News Lokal

Kesejahteraan Petani Saka Tak Semanis Hasil Olahannya

Agam, KABA12.com —  “Saka” atau yang biasa dikenal dengan gula merah, hingga kini masih menjadi primadona bagi ibu-ibu rumahtangga sebagai pemanis dalam Setiap masakannya. Namun siapa sangka, dibalik larisnya harga saka/gula merah dipasaran namun ada jeritan pahit para petani saka dibalik itu semua.

Seperti para petani saka Lawang yang terdapat di daerah Kecamatan Matur Kabupaten Agam, yang hanya bisa memenuhi kebutuhan sehari-hari dari hasil penjualan saka kepada toke.

Darwin misalnya, lelaki berusia 30 tahun yang mengaku telah menekuni usaha pembuatan saka sejak kecil. Ia mengungkapkan, hasil kilangan (mengolah tebu menghasilkan saka) yang dia peroleh selama satu pekan, hanya bisa untuk mencukupi kebutuhannya sehari-hari dan keluarga.

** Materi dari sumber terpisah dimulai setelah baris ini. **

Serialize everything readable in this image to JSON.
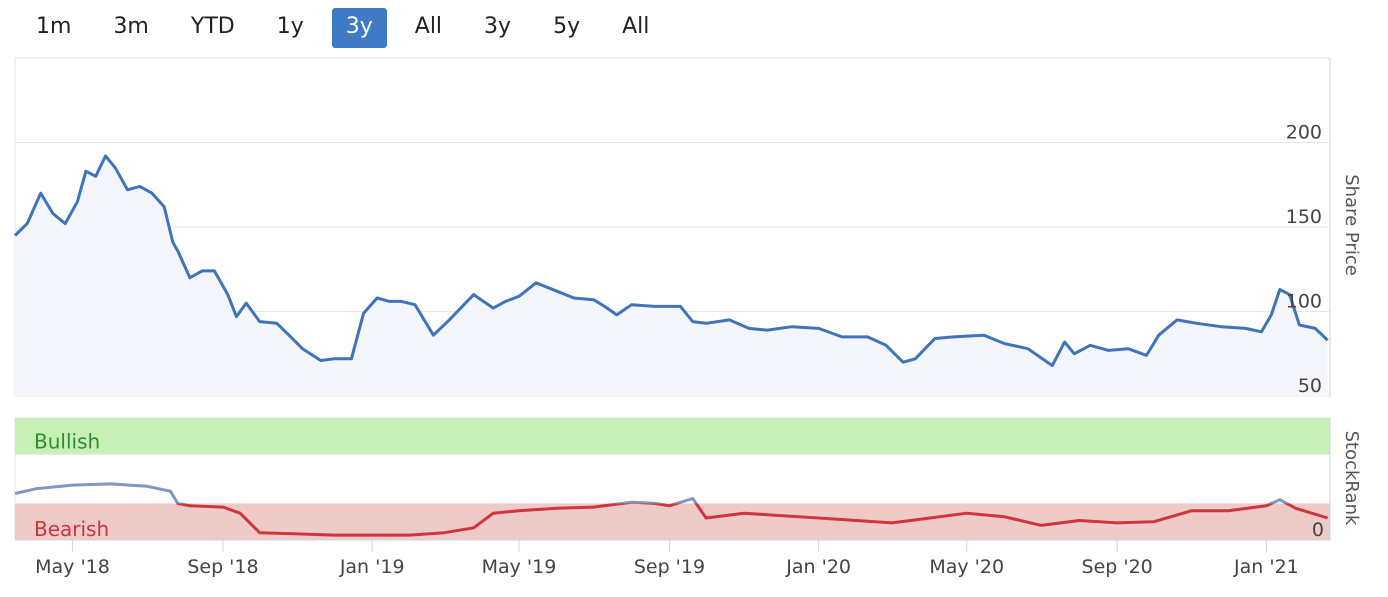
{
  "range_selector": {
    "buttons": [
      {
        "label": "1m",
        "active": false
      },
      {
        "label": "3m",
        "active": false
      },
      {
        "label": "YTD",
        "active": false
      },
      {
        "label": "1y",
        "active": false
      },
      {
        "label": "3y",
        "active": true
      },
      {
        "label": "All",
        "active": false
      },
      {
        "label": "3y",
        "active": false
      },
      {
        "label": "5y",
        "active": false
      },
      {
        "label": "All",
        "active": false
      }
    ]
  },
  "chart_data": [
    {
      "type": "area",
      "ylabel": "Share Price",
      "ylim": [
        50,
        250
      ],
      "yticks": [
        50,
        100,
        150,
        200
      ],
      "grid": true,
      "color": "#3f74bd",
      "fill_color": "#f4f6fb",
      "series": [
        {
          "x": [
            "2018-03-15",
            "2018-03-25",
            "2018-04-05",
            "2018-04-15",
            "2018-04-25",
            "2018-05-05",
            "2018-05-12",
            "2018-05-20",
            "2018-05-28",
            "2018-06-05",
            "2018-06-15",
            "2018-06-25",
            "2018-07-05",
            "2018-07-15",
            "2018-07-22",
            "2018-07-26",
            "2018-08-05",
            "2018-08-15",
            "2018-08-25",
            "2018-09-05",
            "2018-09-12",
            "2018-09-20",
            "2018-10-01",
            "2018-10-15",
            "2018-10-25",
            "2018-11-05",
            "2018-11-20",
            "2018-12-01",
            "2018-12-15",
            "2018-12-25",
            "2019-01-05",
            "2019-01-15",
            "2019-01-25",
            "2019-02-05",
            "2019-02-20",
            "2019-03-05",
            "2019-03-25",
            "2019-04-10",
            "2019-04-20",
            "2019-05-01",
            "2019-05-15",
            "2019-06-01",
            "2019-06-15",
            "2019-07-01",
            "2019-07-10",
            "2019-07-20",
            "2019-08-01",
            "2019-08-20",
            "2019-09-10",
            "2019-09-20",
            "2019-10-01",
            "2019-10-20",
            "2019-11-05",
            "2019-11-20",
            "2019-12-10",
            "2020-01-01",
            "2020-01-20",
            "2020-02-10",
            "2020-02-25",
            "2020-03-10",
            "2020-03-20",
            "2020-04-05",
            "2020-04-20",
            "2020-05-15",
            "2020-06-01",
            "2020-06-20",
            "2020-07-10",
            "2020-07-20",
            "2020-07-28",
            "2020-08-10",
            "2020-08-25",
            "2020-09-10",
            "2020-09-25",
            "2020-10-05",
            "2020-10-20",
            "2020-11-05",
            "2020-11-25",
            "2020-12-15",
            "2020-12-28",
            "2021-01-05",
            "2021-01-12",
            "2021-01-20",
            "2021-01-28",
            "2021-02-10",
            "2021-02-20"
          ],
          "y": [
            145,
            152,
            170,
            158,
            152,
            165,
            183,
            180,
            192,
            185,
            172,
            174,
            170,
            162,
            141,
            136,
            120,
            124,
            124,
            110,
            97,
            105,
            94,
            93,
            86,
            78,
            71,
            72,
            72,
            99,
            108,
            106,
            106,
            104,
            86,
            95,
            110,
            102,
            106,
            109,
            117,
            112,
            108,
            107,
            103,
            98,
            104,
            103,
            103,
            94,
            93,
            95,
            90,
            89,
            91,
            90,
            85,
            85,
            80,
            70,
            72,
            84,
            85,
            86,
            81,
            78,
            68,
            82,
            75,
            80,
            77,
            78,
            74,
            86,
            95,
            93,
            91,
            90,
            88,
            98,
            113,
            110,
            92,
            90,
            83
          ]
        }
      ]
    },
    {
      "type": "line",
      "ylabel": "StockRank",
      "ylim": [
        0,
        100
      ],
      "yticks": [
        0
      ],
      "bands": [
        {
          "label": "Bullish",
          "from": 70,
          "to": 100,
          "color": "#c6f0b5",
          "text_color": "#2e8b2e"
        },
        {
          "label": "Bearish",
          "from": 0,
          "to": 30,
          "color": "#eecbc7",
          "text_color": "#c9343f"
        }
      ],
      "threshold": 30,
      "above_color": "#7f98c2",
      "below_color": "#d0343f",
      "series": [
        {
          "x": [
            "2018-03-15",
            "2018-04-01",
            "2018-05-01",
            "2018-06-01",
            "2018-07-01",
            "2018-07-20",
            "2018-07-26",
            "2018-08-05",
            "2018-09-01",
            "2018-09-15",
            "2018-10-01",
            "2018-11-01",
            "2018-12-01",
            "2019-01-01",
            "2019-02-01",
            "2019-03-01",
            "2019-03-25",
            "2019-04-10",
            "2019-05-01",
            "2019-06-01",
            "2019-07-01",
            "2019-08-01",
            "2019-08-20",
            "2019-09-01",
            "2019-09-20",
            "2019-10-01",
            "2019-11-01",
            "2019-12-01",
            "2020-01-01",
            "2020-02-01",
            "2020-03-01",
            "2020-04-01",
            "2020-05-01",
            "2020-06-01",
            "2020-07-01",
            "2020-08-01",
            "2020-09-01",
            "2020-10-01",
            "2020-11-01",
            "2020-12-01",
            "2021-01-01",
            "2021-01-12",
            "2021-01-25",
            "2021-02-20"
          ],
          "y": [
            38,
            42,
            45,
            46,
            44,
            40,
            30,
            28,
            27,
            22,
            6,
            5,
            4,
            4,
            4,
            6,
            10,
            22,
            24,
            26,
            27,
            31,
            30,
            28,
            34,
            18,
            22,
            20,
            18,
            16,
            14,
            18,
            22,
            19,
            12,
            16,
            14,
            15,
            24,
            24,
            28,
            33,
            26,
            18
          ]
        }
      ]
    }
  ],
  "x_axis": {
    "ticks": [
      {
        "label": "May '18",
        "date": "2018-05-01"
      },
      {
        "label": "Sep '18",
        "date": "2018-09-01"
      },
      {
        "label": "Jan '19",
        "date": "2019-01-01"
      },
      {
        "label": "May '19",
        "date": "2019-05-01"
      },
      {
        "label": "Sep '19",
        "date": "2019-09-01"
      },
      {
        "label": "Jan '20",
        "date": "2020-01-01"
      },
      {
        "label": "May '20",
        "date": "2020-05-01"
      },
      {
        "label": "Sep '20",
        "date": "2020-09-01"
      },
      {
        "label": "Jan '21",
        "date": "2021-01-01"
      }
    ]
  }
}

“Dalam sepekan kita hanya bisa mengilang sebanyak 2 kali,  Rata- rata dalam sekali mengilang mampu menghasilkan sekitar 50 kg saka dan langsung di jual kepada toke di pasar. Di pasar toke menghargai 1 kg saka hanya Rp 10.000,-.  Namun jika harga olahan air tebu tersebut sedang turun para toke hanya sanggup membeli setengah harga dari biasanya. Jadi hasil yang di peroleh dari penjualan itu hanya cukup untuk memenuhi kebutuhan sehari-hari,” ungkapnya.

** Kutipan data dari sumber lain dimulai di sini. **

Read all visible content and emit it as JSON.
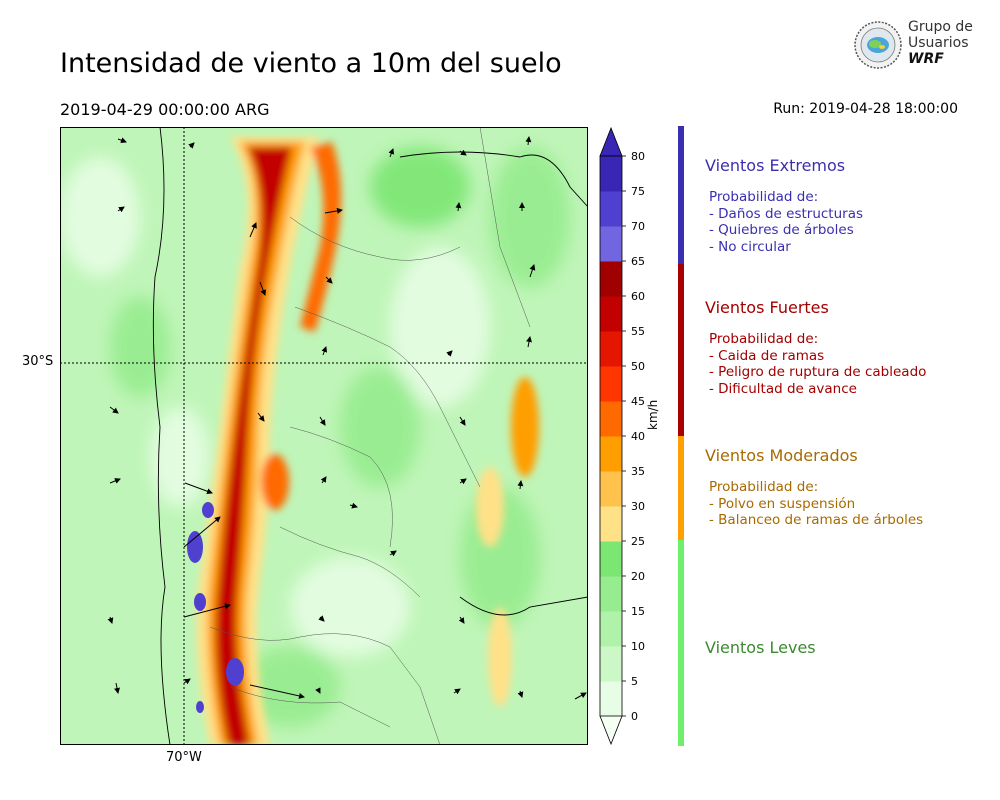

Bapak satu anak tersebut hanya bisa pasrah menghadapi keadaan perekonomian yang kini memang sulit. “Kami hanya bisa pasrah dengan keadaan ini, walaupun harga tersebut sangat murah dari yang diharpakan” ujarnya lagi.

Menurutnya, pengolahan air tebu menjadi saka  tidak tergolong sulit. Namun membutuhkan kesabaran karena memakan waktu yang cukup lama.

saka-2Para pembuat saka harus ekstra hati-hati dan terampil dalam membentuk tangguli (air tebu yang telah berbentuk saka cair).

“Pengilangan tabu disini mayoritas masih secara tradisional. Kita dibantu dengan tenaga kerbau untuk memeras air tebu, dan dimasak menggunakan kuali besar yang didihkan dengan api dari tungku bara api kayu, yang menghabiskan waktu hingga 2 jam. Setelah itu, para pembuat saka juga harus menuangkan tangguli kedalam cetakan yang dalam keadaan panas. Untuk itu para pembuat saka harus hati-hati dan terampil, jika tidak akan membahayakan bagi dirinya.” Jelas Darwin pada KABA12.com.

Hal senada juga dilontarkan petani tebu Irwandi Sikumbang (38) yang ditemui KABA12.com di Maruang ( tempat pengolahan saka)  di Dusun Duo, Jorong Lawang Tuo Nagari Lawang Kecamatan Matur. Ia menyebutkan, bahwa mayoritas para petani tebu/ pembuat saka berharap agar kehidupan berpihak pada mereka sehingga bisa hidup lebih sejahtera.

“Kami berharap  para petani tebu Sejahtera dan daerah Lawang akan tetap menjadi salah satu penghasil gula merah terbesar  di Kabupaten Agam.” Harap para petani tebu.